Splicing analysis of the c. 1992+1 G>T variant. Panel A. Schematic representation of the two splicing patterns generated by this variant: WTD, carrying the skipping of exon 17, and D1, with the retention of 31 bp of intron 17 (dashed box), resulting from the use of the alternative donor splice site D1. The arrows indicate the localization of the primers used. Panel B. Sequences from splicing-specific PCR amplification of muscle cDNA from a heterozygous mutant patient, showing the two aberrant transcripts (WTD and D1) generated by this variant. Panel C. Splicing-specific PCR amplification showing the selective amplification of the aberrant transcripts generated by this variant (WTD and D1) only in the heterozygous mutant patient (Pt.). Calpain-3 western blot in a patient (Pt.) shows that this mutation produced absent protein.

Figure 3

Splicing analysis and translational effect of the c. 1193+6 T>A variant.
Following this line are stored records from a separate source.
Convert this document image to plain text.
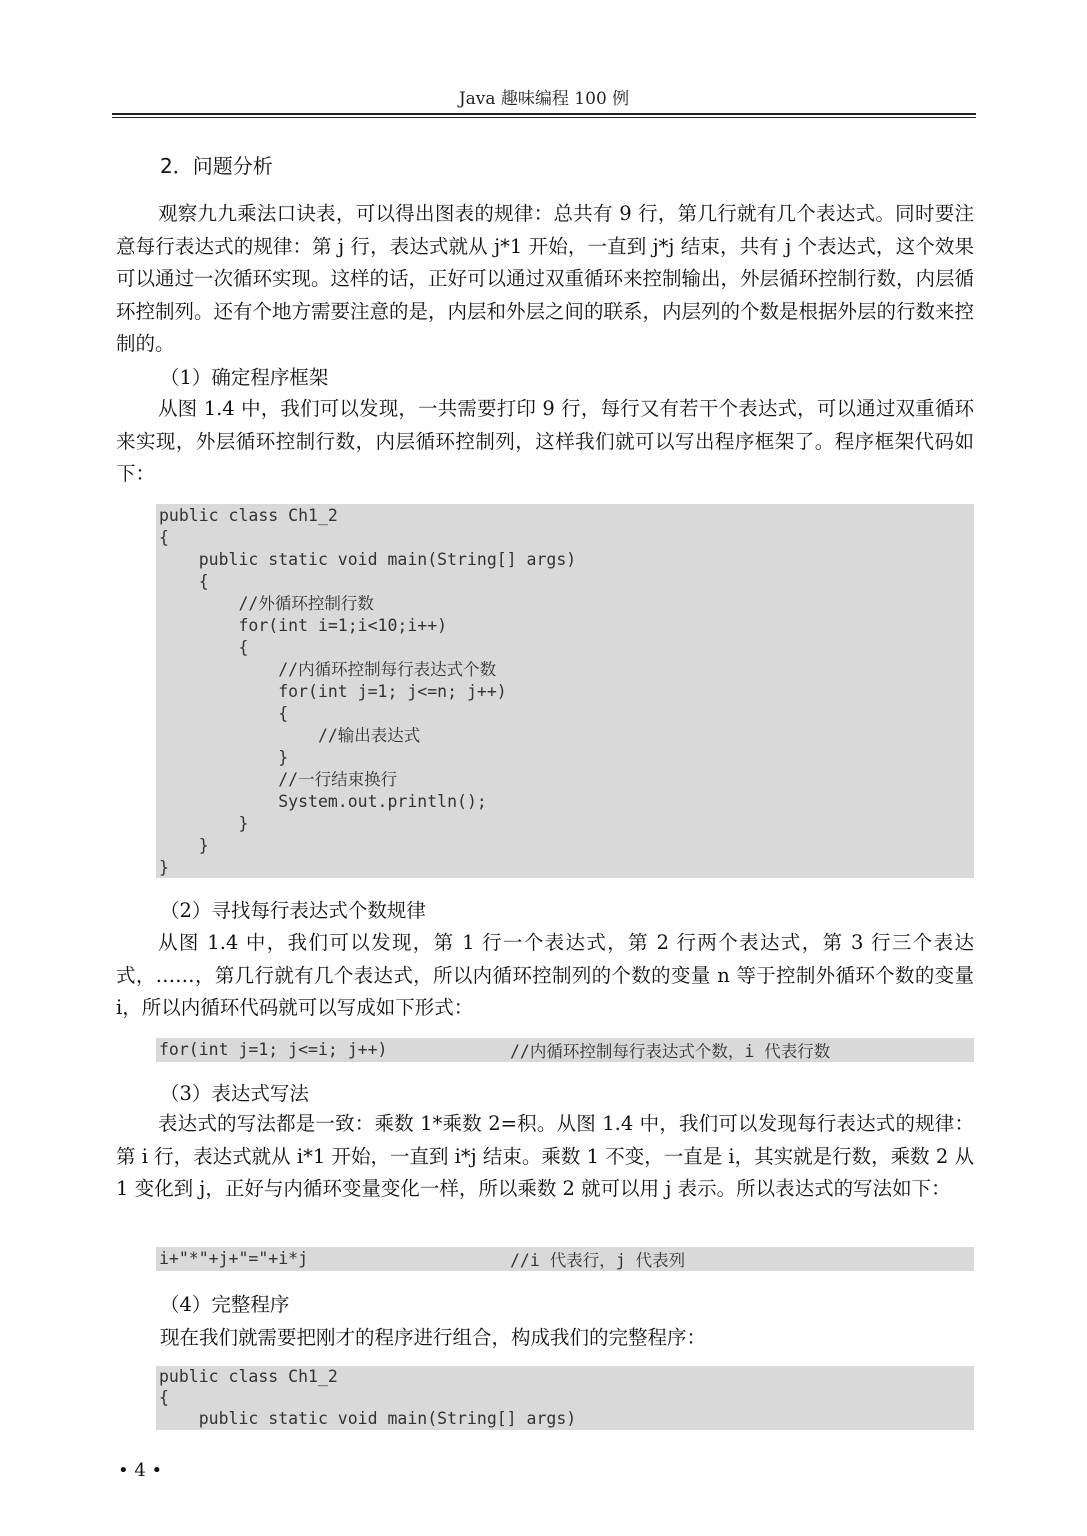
Java 趣味编程 100 例
2．问题分析

观察九九乘法口诀表，可以得出图表的规律：总共有 9 行，第几行就有几个表达式。同时要注意每行表达式的规律：第 j 行，表达式就从 j*1 开始，一直到 j*j 结束，共有 j 个表达式，这个效果可以通过一次循环实现。这样的话，正好可以通过双重循环来控制输出，外层循环控制行数，内层循环控制列。还有个地方需要注意的是，内层和外层之间的联系，内层列的个数是根据外层的行数来控制的。

（1）确定程序框架

从图 1.4 中，我们可以发现，一共需要打印 9 行，每行又有若干个表达式，可以通过双重循环来实现，外层循环控制行数，内层循环控制列，这样我们就可以写出程序框架了。程序框架代码如下：

public class Ch1_2
{
public static void main(String[] args)
{
//外循环控制行数
for(int i=1;i<10;i++)
{
//内循环控制每行表达式个数
for(int j=1; j<=n; j++)
{
//输出表达式
}
//一行结束换行
System.out.println();
}
}
}
（2）寻找每行表达式个数规律

从图 1.4 中，我们可以发现，第 1 行一个表达式，第 2 行两个表达式，第 3 行三个表达式，……，第几行就有几个表达式，所以内循环控制列的个数的变量 n 等于控制外循环个数的变量 i，所以内循环代码就可以写成如下形式：

for(int j=1; j<=i; j++)	//内循环控制每行表达式个数，i 代表行数
（3）表达式写法

表达式的写法都是一致：乘数 1*乘数 2=积。从图 1.4 中，我们可以发现每行表达式的规律：第 i 行，表达式就从 i*1 开始，一直到 i*j 结束。乘数 1 不变，一直是 i，其实就是行数，乘数 2 从 1 变化到 j，正好与内循环变量变化一样，所以乘数 2 就可以用 j 表示。所以表达式的写法如下：

i+"*"+j+"="+i*j	//i 代表行，j 代表列
（4）完整程序
现在我们就需要把刚才的程序进行组合，构成我们的完整程序：
public class Ch1_2
{
public static void main(String[] args)
• 4 •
Panel A. Schematic representation of the aberrant splicing product (D1) generated by this variant, carrying the insertion of 31bp of intron 9 (dashed box) and resulting from the use of the alternative donor splice site D1. The arrows indicate the localization of the primers used. Panel B. Sequence from PCR amplification of muscle cDNA from a heterozygous mutant patient, showing the co-amplification of the WT and the alternately spliced mRNA (D1). Panel C. RT-PCR analysis of normal control (C) and a heterozygous mutant patient (II-1) who shows the WT product and one additional low-abundance product corresponding to the alternately spliced mRNA (D1). Family pedigree (case n. 7652) and western blot show that this intronic mutation (filled symbol) produced a reduction of calpain-3 protein of about 50% of control (C) after myosin normalization, as assessed in the muscle biopsy from both the heterozygous father (I-1) and his affected daughter (II-1), who was a compound heterozygote for a second missense mutation (p.E435K, dashed symbol).

Figure 4

Splicing analysis and translational effect of the c. 1746-20 C>G variant. Panel A. Schematic representation of the 5 splicing patterns generated by this variant, resulting from the use of the cryptic acceptor splice sites A1, A2, A3, A4, carrying the retention of 19, 86, 122 and 305 bp of intron 13 (dashed boxes), respectively, and WTA13, with the retention of the entire intron 13 (dashed box). The arrows indicate the localization of the primers used. Panel B. Splicing-specific PCR (designed to potentially amplify all the 5 aberrant transcripts) showing that these transcripts are variably expressed and not always detectable in the heterozygous mutant patients (Pt. 1, II-1, and Pt.3). The WTA transcript is expressed also in normal control (C). Panel C. Family pedigree (case n. 6211) and western blot showing that this intronic mutation (filled symbol) produced a deleterious effect at protein level, as demonstrated by the complete loss of calpain-3 protein in the muscle from one affected patient (II-1) who was a compound heterozygote for a second missense mutation that has a deleterious effect as well (p.L204V, dashed symbol).